Ces évolutions posent plusieurs défis. D’abord, le financement des études supérieures, de plus en plus longues. Ensuite, l’accompagnement de jeunes adultes étudiants vers l’autonomie. Enfin, l’intégration des diplômés sur le marché du travail. Autant de questions auxquelles nos sociétés doivent répondre.
Une autonomie retardée
L’allongement de la période des études s’accompagne d’un retard à l’autonomie des jeunes adultes. En France, l’âge de décohabitation est passé de 21,7 ans en 1968 à 23,6 ans en 2011. La généralisation des études supérieures et leur coût croissant expliquent ce phénomène.
Vivre plus longtemps chez ses parents permet de réduire les dépenses de logement et de se consacrer aux études. Ce phénomène concerne toutes les catégories sociales. Même constat en Europe, où l’âge médian de départ du foyer familial est passé de 21 ans en 1980 à 26 ans aujourd’hui.
Cette prolongation de la dépendance financière infantilise les jeunes adultes. Certains sociologues évoquent une « chrysalisation », entre enfance et âge adulte. D’autres dénoncent l’émergence d’une nouvelle classe d’âge, les « kidults », adultes encore dépendants de leurs parents.
Une maturité psychologique retardée ?
Certains psychanalystes estiment que l’allongement de la période des études retarde aussi la maturité psychologique des jeunes. Ils resteraient plus longtemps dans l’insouciance adolescente, protégés des contraintes de l’âge adulte.
D’autres nuancent ce constat. Les études favoriseraient au contraire la réflexion personnelle et l’affirmation de soi. Elles stimuleraient l’esprit critique et renforceraient l’estime de soi. Bref, elles participeraient à la construction identitaire du jeune adulte.

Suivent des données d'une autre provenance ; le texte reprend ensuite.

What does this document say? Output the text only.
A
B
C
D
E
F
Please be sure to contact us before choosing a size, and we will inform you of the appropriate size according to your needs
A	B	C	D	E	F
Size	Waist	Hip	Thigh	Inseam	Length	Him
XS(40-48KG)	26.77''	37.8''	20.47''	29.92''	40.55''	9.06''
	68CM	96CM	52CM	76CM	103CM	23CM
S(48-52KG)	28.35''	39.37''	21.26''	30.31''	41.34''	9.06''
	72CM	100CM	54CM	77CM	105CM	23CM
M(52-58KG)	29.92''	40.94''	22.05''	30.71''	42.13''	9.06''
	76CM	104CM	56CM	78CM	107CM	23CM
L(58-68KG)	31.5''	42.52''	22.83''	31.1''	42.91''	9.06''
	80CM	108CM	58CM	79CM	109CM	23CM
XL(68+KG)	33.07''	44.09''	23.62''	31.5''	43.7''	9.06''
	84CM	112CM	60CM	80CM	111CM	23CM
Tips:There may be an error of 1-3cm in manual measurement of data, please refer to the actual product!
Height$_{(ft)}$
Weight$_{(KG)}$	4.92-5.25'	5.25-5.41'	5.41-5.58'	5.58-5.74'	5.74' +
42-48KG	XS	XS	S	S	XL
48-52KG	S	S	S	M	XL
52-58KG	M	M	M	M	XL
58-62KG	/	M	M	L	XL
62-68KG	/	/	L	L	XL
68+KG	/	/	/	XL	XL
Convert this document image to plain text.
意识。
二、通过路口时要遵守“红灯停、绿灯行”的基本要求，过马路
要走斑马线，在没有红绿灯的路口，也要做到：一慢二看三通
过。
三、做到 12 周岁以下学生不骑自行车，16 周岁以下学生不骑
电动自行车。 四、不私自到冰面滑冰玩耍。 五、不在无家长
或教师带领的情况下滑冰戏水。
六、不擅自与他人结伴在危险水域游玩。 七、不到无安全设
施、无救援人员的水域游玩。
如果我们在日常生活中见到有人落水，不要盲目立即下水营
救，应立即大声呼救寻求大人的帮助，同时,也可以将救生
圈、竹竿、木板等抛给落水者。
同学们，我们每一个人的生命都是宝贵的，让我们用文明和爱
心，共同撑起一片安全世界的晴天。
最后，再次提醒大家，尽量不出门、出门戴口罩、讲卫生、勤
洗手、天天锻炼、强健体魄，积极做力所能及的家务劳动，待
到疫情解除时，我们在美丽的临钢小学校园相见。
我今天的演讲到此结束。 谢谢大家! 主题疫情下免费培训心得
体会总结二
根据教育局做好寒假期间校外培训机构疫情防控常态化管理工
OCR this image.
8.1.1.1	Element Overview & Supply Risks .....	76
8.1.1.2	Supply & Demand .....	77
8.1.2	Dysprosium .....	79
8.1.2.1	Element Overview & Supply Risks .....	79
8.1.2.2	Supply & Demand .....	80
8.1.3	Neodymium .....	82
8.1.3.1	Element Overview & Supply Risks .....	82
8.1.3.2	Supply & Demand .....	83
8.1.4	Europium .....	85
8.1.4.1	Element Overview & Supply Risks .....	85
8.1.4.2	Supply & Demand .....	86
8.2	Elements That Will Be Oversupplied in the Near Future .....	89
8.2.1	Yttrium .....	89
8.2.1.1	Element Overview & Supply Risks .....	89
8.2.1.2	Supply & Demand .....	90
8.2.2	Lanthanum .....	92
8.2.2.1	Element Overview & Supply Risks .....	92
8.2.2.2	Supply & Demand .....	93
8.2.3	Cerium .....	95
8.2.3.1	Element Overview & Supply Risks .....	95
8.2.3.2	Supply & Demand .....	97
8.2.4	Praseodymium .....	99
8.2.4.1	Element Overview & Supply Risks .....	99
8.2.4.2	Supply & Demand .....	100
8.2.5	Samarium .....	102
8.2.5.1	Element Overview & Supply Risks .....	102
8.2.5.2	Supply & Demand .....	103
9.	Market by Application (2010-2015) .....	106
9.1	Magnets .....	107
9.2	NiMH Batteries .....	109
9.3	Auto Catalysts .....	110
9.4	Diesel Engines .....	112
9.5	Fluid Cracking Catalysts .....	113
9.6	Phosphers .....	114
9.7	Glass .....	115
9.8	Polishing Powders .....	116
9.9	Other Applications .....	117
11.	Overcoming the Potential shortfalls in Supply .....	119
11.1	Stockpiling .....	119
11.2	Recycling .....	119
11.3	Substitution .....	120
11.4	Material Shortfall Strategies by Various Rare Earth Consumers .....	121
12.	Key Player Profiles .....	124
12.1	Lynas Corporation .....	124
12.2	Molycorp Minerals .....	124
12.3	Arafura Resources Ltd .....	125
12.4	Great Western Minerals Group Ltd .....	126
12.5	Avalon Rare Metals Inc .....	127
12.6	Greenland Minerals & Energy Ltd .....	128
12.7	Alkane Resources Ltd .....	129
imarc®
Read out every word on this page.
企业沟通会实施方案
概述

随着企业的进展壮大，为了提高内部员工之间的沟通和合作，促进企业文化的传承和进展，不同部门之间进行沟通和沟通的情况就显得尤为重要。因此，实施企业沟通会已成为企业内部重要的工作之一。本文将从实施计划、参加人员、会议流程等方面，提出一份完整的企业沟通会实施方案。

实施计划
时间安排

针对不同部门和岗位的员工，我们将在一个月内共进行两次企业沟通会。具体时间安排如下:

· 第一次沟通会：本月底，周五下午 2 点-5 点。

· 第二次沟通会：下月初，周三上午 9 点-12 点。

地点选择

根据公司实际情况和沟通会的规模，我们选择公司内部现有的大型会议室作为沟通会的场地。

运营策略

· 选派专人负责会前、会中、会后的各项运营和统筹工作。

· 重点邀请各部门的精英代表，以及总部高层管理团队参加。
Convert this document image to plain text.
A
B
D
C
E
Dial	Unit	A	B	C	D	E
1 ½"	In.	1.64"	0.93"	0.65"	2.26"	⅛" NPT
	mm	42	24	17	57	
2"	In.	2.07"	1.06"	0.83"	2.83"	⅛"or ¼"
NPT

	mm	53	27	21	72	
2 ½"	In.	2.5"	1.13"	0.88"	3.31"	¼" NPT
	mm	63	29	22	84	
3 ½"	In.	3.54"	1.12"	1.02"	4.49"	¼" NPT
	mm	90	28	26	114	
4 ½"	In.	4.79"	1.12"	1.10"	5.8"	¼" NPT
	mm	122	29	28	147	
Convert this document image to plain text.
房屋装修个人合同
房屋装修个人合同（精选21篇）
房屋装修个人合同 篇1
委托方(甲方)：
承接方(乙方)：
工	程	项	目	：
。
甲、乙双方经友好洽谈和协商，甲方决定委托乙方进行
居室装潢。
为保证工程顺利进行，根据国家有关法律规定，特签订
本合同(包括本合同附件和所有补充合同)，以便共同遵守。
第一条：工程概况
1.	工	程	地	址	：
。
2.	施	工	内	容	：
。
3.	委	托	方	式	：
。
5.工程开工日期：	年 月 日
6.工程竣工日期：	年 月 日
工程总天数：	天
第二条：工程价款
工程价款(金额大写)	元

Qu’en penser ? Disons que l’allongement des études repousse certains aspects de la maturité, comme l’autonomie financière et la fondation d’une famille. Mais il peut accélérer d’autres dimensions, comme la maturité intellectuelle et le développement personnel. L’âge adulte devient plus progressif.
Des parents surprotecteurs
Les parents d’aujourd’hui ont tendance à davantage protéger leurs enfants. Le développement des nouvelles technologies (smartphones, géolocalisation, etc.) leur permet de garder un oeil constant sur leur progéniture. Certains parents suivent même les résultats scolaires et les fréquentations de leurs enfants adulte via des applications dédiées.
Cette surprotection infantilise les jeunes et freine leur autonomisation. Certains psychologues évoquent un « parenting helicopter », se référant aux parents survolant en permanence la vie de leurs enfants. D’autres dénoncent l’émergence d’enfants « ROI » (Return On Investment), sur lesquels les parents projettent leurs ambitions.
Pourtant, l’autonomie durant l’adolescence participe à la construction de l’individu. En le privant d’expériences formatrices, la surprotection parentale peut paradoxalement fragiliser les jeunes et retarder leur maturité affective. Un juste équilibre doit être trouvé.
Une transition à organiser
L’allongement de la jeunesse questionne le fonctionnement de nos sociétés, organisées autour d’un passage brutal de l’enfance à l’âge adulte. Nos institutions doivent s’adapter pour mieux accompagner cette transition.
Sur le plan légal, certains proposent d’instaurer un « statut intermédiaire » entre 16 et 25 ans. Sur le plan éducatif, les approches collaboratives entre parents et établissements se développent. Objectif : favoriser progressivement l’autonomie des jeunes.
La jeunesse ne cesse plus brutalement à 18 ans. Nos sociétés doivent repenser l’accompagnement de ce passage vers l’âge adulte, essentiel pour la construction personnelle du jeune. Un nécessaire défi collectif.
Conclusion
L’âge auquel on devient adulte est donc de plus en plus flou, entre allongement des études, protection parentale, quête d’épanouissement personnel et entrée retardée dans la vie active. Plutôt qu’un cap fixe, il s’agit désormais d’une période de transition progressive vers l’autonomie. Nos sociétés doivent relever le défi d’accompagner au mieux les jeunes dans ce passage vers l’âge adulte, essentiel à leur construction identitaire.